Bringing old pictures back to life
Much as I enjoy taking my own pictures, I’ve also come to love working on old ones. I spent a lot of time working with Derek on his second book, A Nazi in the Family.
We’ve had access to hundreds of family images, some of which have turned out to be of some historic importance. There are rare photos of life in Nazi Germany, and it’s unusual to find candid images of an SS family – we’ve got lots. It’s fascinating, and a huge privilege to work with them, but it’s been a pretty steep learning curve – and I’m not at the top by a long way yet.
The story of the restoration of these images
The pictures I take myself are composed of pixels. Derek’s family archive is of paper and emulsion, and it’s feeling its age. Most of the images have had a long and dramatic life of their own, and they are chipped, scratched and faded.
In a dedicated metal cabinet at my side, hundreds of these old photos are carefully stored in conservation-grade boxes and bags.
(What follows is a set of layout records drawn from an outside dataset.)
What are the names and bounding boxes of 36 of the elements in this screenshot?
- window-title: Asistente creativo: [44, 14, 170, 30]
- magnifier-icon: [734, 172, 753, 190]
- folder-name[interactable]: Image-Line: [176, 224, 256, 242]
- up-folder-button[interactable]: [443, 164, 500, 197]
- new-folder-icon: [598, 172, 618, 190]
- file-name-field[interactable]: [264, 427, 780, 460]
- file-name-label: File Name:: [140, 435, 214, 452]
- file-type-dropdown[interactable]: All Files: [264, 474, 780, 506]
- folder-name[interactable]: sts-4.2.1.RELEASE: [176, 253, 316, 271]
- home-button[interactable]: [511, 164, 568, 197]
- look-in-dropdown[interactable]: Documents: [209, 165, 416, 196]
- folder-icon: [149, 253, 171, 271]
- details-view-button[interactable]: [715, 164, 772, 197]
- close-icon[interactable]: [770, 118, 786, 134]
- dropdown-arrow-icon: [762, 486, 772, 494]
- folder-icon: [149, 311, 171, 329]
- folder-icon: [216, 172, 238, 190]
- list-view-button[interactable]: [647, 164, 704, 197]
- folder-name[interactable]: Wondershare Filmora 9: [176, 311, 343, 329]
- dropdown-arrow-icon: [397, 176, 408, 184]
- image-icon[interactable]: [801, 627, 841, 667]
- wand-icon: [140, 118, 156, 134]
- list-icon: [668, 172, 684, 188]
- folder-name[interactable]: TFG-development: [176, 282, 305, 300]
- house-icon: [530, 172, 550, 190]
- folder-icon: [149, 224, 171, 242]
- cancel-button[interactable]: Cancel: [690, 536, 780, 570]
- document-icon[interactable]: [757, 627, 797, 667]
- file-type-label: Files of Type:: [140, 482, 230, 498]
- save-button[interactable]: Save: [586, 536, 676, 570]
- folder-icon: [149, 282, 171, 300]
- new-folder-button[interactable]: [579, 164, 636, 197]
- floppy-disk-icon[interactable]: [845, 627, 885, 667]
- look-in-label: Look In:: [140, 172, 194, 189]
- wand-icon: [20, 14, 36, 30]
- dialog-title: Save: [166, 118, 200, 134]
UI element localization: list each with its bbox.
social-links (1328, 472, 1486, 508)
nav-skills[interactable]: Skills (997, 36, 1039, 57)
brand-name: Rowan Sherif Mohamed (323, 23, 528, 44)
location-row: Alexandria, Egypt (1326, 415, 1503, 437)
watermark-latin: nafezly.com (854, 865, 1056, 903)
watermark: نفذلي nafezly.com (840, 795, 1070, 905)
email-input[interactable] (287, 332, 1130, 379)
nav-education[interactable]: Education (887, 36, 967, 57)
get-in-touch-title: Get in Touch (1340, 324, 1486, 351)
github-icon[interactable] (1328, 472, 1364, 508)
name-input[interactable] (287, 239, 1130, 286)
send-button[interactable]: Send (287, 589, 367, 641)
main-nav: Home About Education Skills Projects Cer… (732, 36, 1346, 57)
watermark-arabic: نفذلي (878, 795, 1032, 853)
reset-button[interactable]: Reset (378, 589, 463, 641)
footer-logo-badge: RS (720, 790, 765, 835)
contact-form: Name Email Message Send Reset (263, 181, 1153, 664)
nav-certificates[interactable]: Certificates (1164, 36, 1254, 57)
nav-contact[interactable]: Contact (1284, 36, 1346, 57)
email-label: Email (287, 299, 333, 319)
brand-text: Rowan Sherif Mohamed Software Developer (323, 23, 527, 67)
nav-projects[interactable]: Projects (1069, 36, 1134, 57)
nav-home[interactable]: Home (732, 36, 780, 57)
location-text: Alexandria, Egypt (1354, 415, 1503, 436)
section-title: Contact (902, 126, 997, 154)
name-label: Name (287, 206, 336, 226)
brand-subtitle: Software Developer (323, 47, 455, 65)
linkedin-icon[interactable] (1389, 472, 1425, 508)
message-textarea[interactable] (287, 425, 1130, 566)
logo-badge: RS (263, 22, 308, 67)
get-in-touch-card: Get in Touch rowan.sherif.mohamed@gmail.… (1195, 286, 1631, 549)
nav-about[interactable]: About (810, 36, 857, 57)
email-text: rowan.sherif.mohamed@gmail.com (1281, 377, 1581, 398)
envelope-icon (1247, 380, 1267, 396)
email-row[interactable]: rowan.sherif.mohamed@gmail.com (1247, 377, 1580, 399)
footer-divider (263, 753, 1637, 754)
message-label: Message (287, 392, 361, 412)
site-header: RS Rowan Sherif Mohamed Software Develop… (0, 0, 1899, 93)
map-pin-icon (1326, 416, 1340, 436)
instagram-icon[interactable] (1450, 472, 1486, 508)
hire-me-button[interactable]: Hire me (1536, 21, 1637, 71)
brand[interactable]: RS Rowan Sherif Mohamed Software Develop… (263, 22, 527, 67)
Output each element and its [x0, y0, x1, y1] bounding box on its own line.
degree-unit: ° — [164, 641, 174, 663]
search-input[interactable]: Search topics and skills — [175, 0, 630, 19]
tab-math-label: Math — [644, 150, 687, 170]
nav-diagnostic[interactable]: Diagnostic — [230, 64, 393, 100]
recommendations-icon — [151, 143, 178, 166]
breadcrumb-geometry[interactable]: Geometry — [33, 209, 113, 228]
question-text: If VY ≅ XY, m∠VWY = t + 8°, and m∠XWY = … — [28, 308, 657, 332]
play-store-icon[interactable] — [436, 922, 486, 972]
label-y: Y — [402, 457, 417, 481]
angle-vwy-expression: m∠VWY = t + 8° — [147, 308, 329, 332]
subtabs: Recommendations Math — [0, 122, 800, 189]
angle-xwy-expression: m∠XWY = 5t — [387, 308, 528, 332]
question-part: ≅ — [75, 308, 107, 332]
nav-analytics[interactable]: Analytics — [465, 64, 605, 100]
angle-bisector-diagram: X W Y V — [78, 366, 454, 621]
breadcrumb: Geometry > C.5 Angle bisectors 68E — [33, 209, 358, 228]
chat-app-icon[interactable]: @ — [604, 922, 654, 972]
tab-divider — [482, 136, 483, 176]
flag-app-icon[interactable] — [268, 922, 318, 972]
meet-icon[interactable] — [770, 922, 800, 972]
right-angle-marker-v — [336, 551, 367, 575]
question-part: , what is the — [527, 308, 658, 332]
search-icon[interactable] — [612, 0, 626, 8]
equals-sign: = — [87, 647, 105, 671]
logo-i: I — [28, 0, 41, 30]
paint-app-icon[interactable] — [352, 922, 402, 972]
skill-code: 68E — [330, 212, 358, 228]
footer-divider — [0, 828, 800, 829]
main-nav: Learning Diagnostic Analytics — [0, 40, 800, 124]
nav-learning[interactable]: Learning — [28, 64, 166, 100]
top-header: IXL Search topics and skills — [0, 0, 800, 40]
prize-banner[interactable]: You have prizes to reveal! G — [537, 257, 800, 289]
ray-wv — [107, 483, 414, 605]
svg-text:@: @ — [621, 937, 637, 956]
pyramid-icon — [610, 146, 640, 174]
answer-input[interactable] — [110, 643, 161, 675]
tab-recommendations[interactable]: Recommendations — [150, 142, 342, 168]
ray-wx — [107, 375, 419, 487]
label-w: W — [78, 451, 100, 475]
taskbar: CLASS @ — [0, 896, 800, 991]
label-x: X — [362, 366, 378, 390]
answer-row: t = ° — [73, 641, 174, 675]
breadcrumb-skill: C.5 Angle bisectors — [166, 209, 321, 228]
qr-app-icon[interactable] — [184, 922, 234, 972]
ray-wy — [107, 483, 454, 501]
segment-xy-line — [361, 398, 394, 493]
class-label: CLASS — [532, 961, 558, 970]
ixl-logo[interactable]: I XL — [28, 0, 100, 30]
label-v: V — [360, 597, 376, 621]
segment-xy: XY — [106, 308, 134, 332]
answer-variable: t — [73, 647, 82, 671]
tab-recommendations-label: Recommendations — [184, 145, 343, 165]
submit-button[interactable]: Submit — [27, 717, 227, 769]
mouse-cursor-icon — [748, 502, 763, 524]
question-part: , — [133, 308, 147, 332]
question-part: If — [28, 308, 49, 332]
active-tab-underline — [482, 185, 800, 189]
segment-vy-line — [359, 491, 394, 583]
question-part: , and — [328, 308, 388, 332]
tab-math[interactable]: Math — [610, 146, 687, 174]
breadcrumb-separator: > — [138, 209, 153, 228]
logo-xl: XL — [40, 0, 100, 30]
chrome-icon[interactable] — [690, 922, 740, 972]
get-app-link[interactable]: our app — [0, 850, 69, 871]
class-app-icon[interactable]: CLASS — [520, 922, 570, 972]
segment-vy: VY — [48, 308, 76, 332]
In a small freezer, 110 fragile old negatives, similarly cocooned, are now as safe from degradation as I can make them. And I must leave them all undisturbed as much as possible, for the sake of their future.
To allow us to study the images and to share them through Derek’s book about his family, I’ve had to turn those images into pixels.
From paper to pixel
This is a skilled task in itself and it’s fiddly. I’ve scanned the images where I can but if that doesn’t produce a good enough result, an alternative is to take a photograph of them. As you can imagine, the originals must be handled with great care.
Now comes the long but exciting bit. I use Photoshop to digitally repair them, and it’s very effective – like a big electronic toolbox.
The aim is to restore the tone and clean up any scratches and spots without affecting the ‘truth’.
Nothing must be added or taken out that will change what you see in the image, and that means no cropping, except to neaten the edges. It’s a joy to see the old pictures gradually come back to life. It’s not possible to restore every one as new, but it’s usually possible to make them look better.
Below are some of the pictures, before and after restoration – click the arrows to see them all, and compare ‘before’ and ‘after’ (all images copyright Niemann family).
Looking through the window
When you look at a photograph, you’re looking through a window in time. You’re seeing what the photographer saw in that split second, however long ago it was.
The camera never lies, they say. Well, it’s sort of true. We can use the pictures to check and corroborate the things we’ve heard or read; for example, the uniforms expert at the Imperial War Museum very kindly looked over relevant pictures and confirmed who was wearing which uniform, and that was a great help.
Studying the images has allowed us to get to know the family in quite an intimate way – we see them in formal moments and when they are simply relaxing together. The pictures tell the story in those moments that the family chose to keep as photographs, so they must have mattered to them.
These fragile bits of paper and emulsion give us an invaluable and endlessly fascinating window into a time of such huge importance to the world.
Repairing and conserving the actual photograph, negative or film is a specialist job, and requires the services of a skilled conservator. In the UK, you can contact the Institute for Conservation (ICON), at www.icon.org.uk.
Books that I’ve found really helpful, and which have taught me so much, are:
Adobe Photoshop Restoration & Retouching (third edition). Katrin Eismann. New Riders, 2006
Digital Restoration from Start to Finish. Ctein. Focal Press, 2010.
A Guide to the Preventive Conservation of Photograph Collections. Bertrand Lavadrine. Getty Publications, 2003.